While scholars are in consensus that the cause of the famine was man-made,[9][10] it remains in dispute whether the Holodomor was directed at Ukrainians and whether it constitutes a genocide. Some historians conclude that the famine was deliberately engineered by Joseph Stalin to eliminate a Ukrainian independence movement.[c] Others suggest that the famine was primarily the consequence of rapid Soviet industrialisation and collectivization of agriculture. A middle position, held for example by historian Andrea Graziosi, is that the initial causes of the famine were an unintentional byproduct of the process of collectivization but once it set in, starvation was selectively weaponized and the famine was "instrumentalized" and amplified against Ukrainians to punish them for their rejection of the "new serfdom" and to break their nationalism.[11]
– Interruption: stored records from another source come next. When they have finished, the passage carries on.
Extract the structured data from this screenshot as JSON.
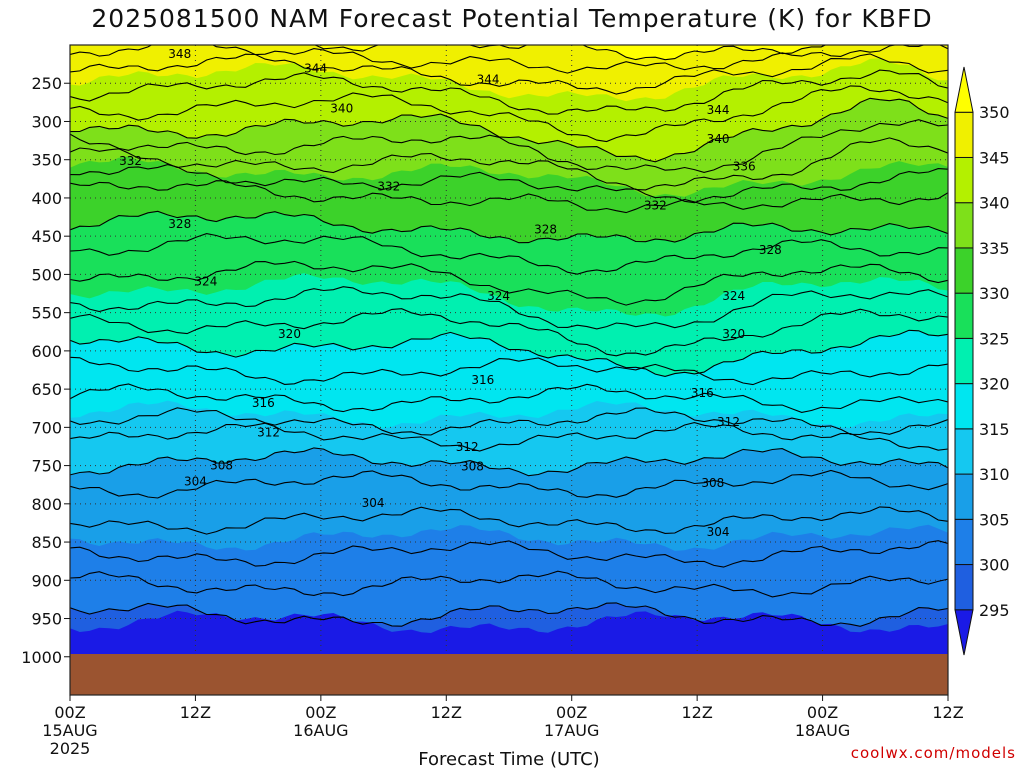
{
  "title": "2025081500 NAM Forecast Potential Temperature (K) for KBFD",
  "footer": "coolwx.com/models",
  "chart_data": {
    "type": "heatmap",
    "title": "2025081500 NAM Forecast Potential Temperature (K) for KBFD",
    "xlabel": "Forecast Time (UTC)",
    "ylabel": "",
    "x_ticks": [
      {
        "label": "00Z",
        "sub1": "15AUG",
        "sub2": "2025",
        "hour": 0
      },
      {
        "label": "12Z",
        "sub1": "",
        "sub2": "",
        "hour": 12
      },
      {
        "label": "00Z",
        "sub1": "16AUG",
        "sub2": "",
        "hour": 24
      },
      {
        "label": "12Z",
        "sub1": "",
        "sub2": "",
        "hour": 36
      },
      {
        "label": "00Z",
        "sub1": "17AUG",
        "sub2": "",
        "hour": 48
      },
      {
        "label": "12Z",
        "sub1": "",
        "sub2": "",
        "hour": 60
      },
      {
        "label": "00Z",
        "sub1": "18AUG",
        "sub2": "",
        "hour": 72
      },
      {
        "label": "12Z",
        "sub1": "",
        "sub2": "",
        "hour": 84
      }
    ],
    "xlim_hours": [
      0,
      84
    ],
    "y_ticks": [
      "250",
      "300",
      "350",
      "400",
      "450",
      "500",
      "550",
      "600",
      "650",
      "700",
      "750",
      "800",
      "850",
      "900",
      "950",
      "1000"
    ],
    "ylim_hpa": [
      200,
      1050
    ],
    "surface_pressure_hpa": 950,
    "colorbar": {
      "levels": [
        295,
        300,
        305,
        310,
        315,
        320,
        325,
        330,
        335,
        340,
        345,
        350
      ],
      "colors": [
        "#1a1ae6",
        "#1f5fe0",
        "#1e7fe8",
        "#199fe8",
        "#15c8f0",
        "#00e6f0",
        "#00f0b0",
        "#19e05a",
        "#3cd22a",
        "#7ee01a",
        "#b4f000",
        "#f0f000",
        "#ffff00"
      ]
    },
    "contour_levels": [
      300,
      304,
      308,
      312,
      316,
      320,
      324,
      328,
      332,
      336,
      340,
      344,
      348
    ],
    "contour_labels": [
      {
        "text": "348",
        "hour": 10.5,
        "p": 212
      },
      {
        "text": "344",
        "hour": 23.5,
        "p": 231
      },
      {
        "text": "344",
        "hour": 40,
        "p": 245
      },
      {
        "text": "340",
        "hour": 26,
        "p": 283
      },
      {
        "text": "344",
        "hour": 62,
        "p": 285
      },
      {
        "text": "340",
        "hour": 62,
        "p": 323
      },
      {
        "text": "332",
        "hour": 5.8,
        "p": 352
      },
      {
        "text": "336",
        "hour": 64.5,
        "p": 359
      },
      {
        "text": "332",
        "hour": 30.5,
        "p": 385
      },
      {
        "text": "332",
        "hour": 56,
        "p": 410
      },
      {
        "text": "328",
        "hour": 10.5,
        "p": 434
      },
      {
        "text": "328",
        "hour": 45.5,
        "p": 441
      },
      {
        "text": "328",
        "hour": 67,
        "p": 468
      },
      {
        "text": "324",
        "hour": 13,
        "p": 509
      },
      {
        "text": "324",
        "hour": 41,
        "p": 528
      },
      {
        "text": "324",
        "hour": 63.5,
        "p": 528
      },
      {
        "text": "320",
        "hour": 21,
        "p": 578
      },
      {
        "text": "320",
        "hour": 63.5,
        "p": 578
      },
      {
        "text": "316",
        "hour": 39.5,
        "p": 638
      },
      {
        "text": "316",
        "hour": 60.5,
        "p": 655
      },
      {
        "text": "316",
        "hour": 18.5,
        "p": 668
      },
      {
        "text": "312",
        "hour": 19,
        "p": 707
      },
      {
        "text": "312",
        "hour": 63,
        "p": 693
      },
      {
        "text": "312",
        "hour": 38,
        "p": 726
      },
      {
        "text": "308",
        "hour": 14.5,
        "p": 750
      },
      {
        "text": "308",
        "hour": 38.5,
        "p": 751
      },
      {
        "text": "308",
        "hour": 61.5,
        "p": 773
      },
      {
        "text": "304",
        "hour": 12,
        "p": 771
      },
      {
        "text": "304",
        "hour": 29,
        "p": 799
      },
      {
        "text": "304",
        "hour": 62,
        "p": 837
      }
    ],
    "grid": "dotted",
    "colorbar_position": "right"
  }
}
Ukraine was one of the largest grain-producing states in the USSR and was subject to unreasonably high grain quotas compared to the rest of the USSR.[d] This caused Ukraine to be hit particularly hard by the famine. Early estimates of the death toll by scholars and government officials vary greatly. A joint statement to the United Nations signed by 25 countries in 2003 declared that 7 to 10 million died.[e] However, current scholarship estimates a range significantly lower with 3.5 to 5 million victims.[12] The famine's widespread impact on Ukraine persists to this day.
Since 2006, the Holodomor has been recognized by Ukraine and 33 other UN member states, the European Parliament, and 35 of the 50 states of the United States[13] as a genocide against the Ukrainian people carried out by the Soviet government.
Similar to famines in Ireland in 1846–1851 (Ó Gráda 2007) and China in 1959–1961 (Meng, Qian and Yared 2015), the politics behind Holodomor have been a focus of historiographic debate. The most common interpretation is that Holodomor was 'terror by hunger' (Conquest 1987, 224), 'state aggression' (Applebaum 2017) and 'clearly premeditated mass murder' (Snyder 2010, 42). Others view it as an unintended by-product of Stalin's economic policies (Kotkin 2017; Naumenko 2017), precipitated by natural factors like adverse weather and crop infestation (Davies and Wheatcroft 1996; Tauger 2001).